A uniform solid sphere of radius r is placed on the inside surface of a hemispherical bowl with much larger radius R. The sphere is released from rest at an angle theta to the vertical and roles without slipping. Determine the angular speed of the sphere when it reaches the bottom of the bowl.

Homework Equations

Kinetic energy of rolling motion = Iw^2/2 + mw^2r^2/2
Potential energy of sphere = mgh.
I=2mr^2/5 for uniform sphere.

The Attempt at a Solution

I am not sure what to use for h. At first I thought that I should use the height of the center of mass of the sphere, so h = (R-r)(1-cos(theta)). Doing all the substitutions and solving for omega:

w^2 = [10g(R-r)(1-cos theta)]/7r^2

Then I thought that since the angular velocity should be the same at all points of the disk, I can use the height of the bottom of the sphere, h=R(1-cos theta):

w^2 = [10gR(1-cos theta)]/7r^2

Then I started wondering, why, if the angular speed is the same, do I get two different answers for it?

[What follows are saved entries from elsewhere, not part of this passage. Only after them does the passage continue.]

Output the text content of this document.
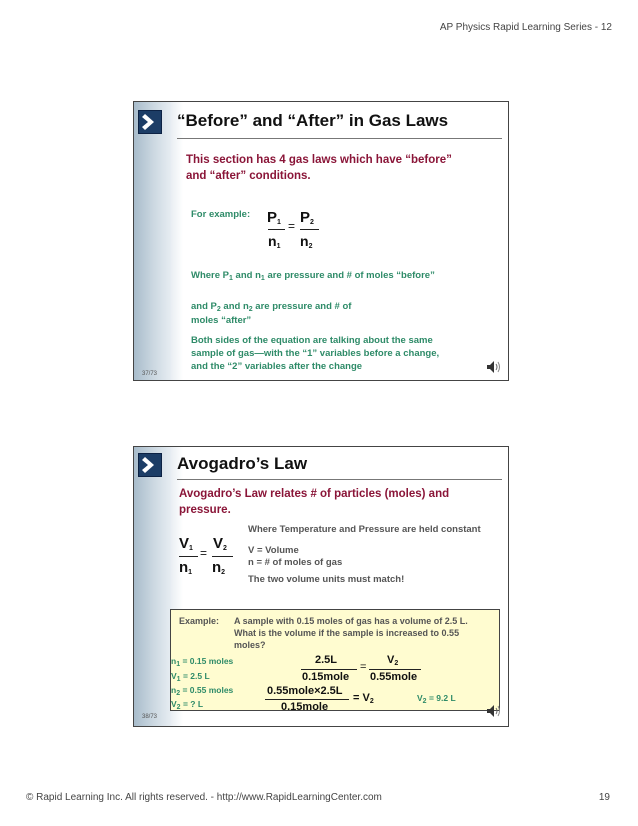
AP Physics Rapid Learning Series - 12
“Before” and “After” in Gas Laws
This section has 4 gas laws which have “before”
and “after” conditions.
For example: $P_1$ $P_2$
=
$n_1$ $n_2$
Where $P_1$ and $n_1$ are pressure and # of moles “before”
and $P_2$ and $n_2$ are pressure and # of
moles “after”
Both sides of the equation are talking about the same
sample of gas—with the “1” variables before a change,
and the “2” variables after the change
37/73
Avogadro’s Law
Avogadro’s Law relates # of particles (moles) and
pressure.
Where Temperature and Pressure are held constant
$V_1$ $V_2$
=
$n_1$ $n_2$
V = Volume
n = # of moles of gas
The two volume units must match!
Example: A sample with 0.15 moles of gas has a volume of 2.5 L.
What is the volume if the sample is increased to 0.55
moles?
2.5L
0.15mole
=
$V_2$
0.55mole
0.55mole×2.5L
0.15mole
= $V_2$	$V_2 = 9.2$ L
$n_1 = 0.15$ moles
$V_1 = 2.5$ L
$n_2 = 0.55$ moles
$V_2$ = ? L
38/73
© Rapid Learning Inc. All rights reserved. - http://www.RapidLearningCenter.com	19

Then I realized that this makes sense, since the point on the rim of the sphere would be rotating around the axis of the sphere as well as around the center of the bowl. That would make the angular speed greater, as we see here. So, obviously, the first answer is the one to use, since the CM is not rotating, just moving parallel to the surface of the bowl, and so its angular velocity around the center of the bowl would give the right speed.

So, very pleased with my beautiful line of reasoning, I checked the answer, only to discover that I am wrong, since the given answer is

w^2 = [10gR(1-cos theta)]/7r^2

which is the same as my second answer, using the point of the ball resting on the surface of the bowl, not the CM.

However, I can't come up with the reason why this is the better solution :confused:

Can someone help me understand this, please?

Thank you,

Answers and Replies

  • #2
Staff Emeritus
Science Advisor
Gold Member
Obviously, your first solution is the correct one. One can see that by looking at a pathological limiting case: Imagine R ~ r. In that case, the ball almost won't move (a very small rotation of the sphere will displace strongly the point of contact).

If I have to justify the answer in the book, then I'd say that because they stated that R>>r, we can replace R-r by R without much problems. But it is a meager excuse.
  • #3
Thank you, Vanesch. I appreciate your help.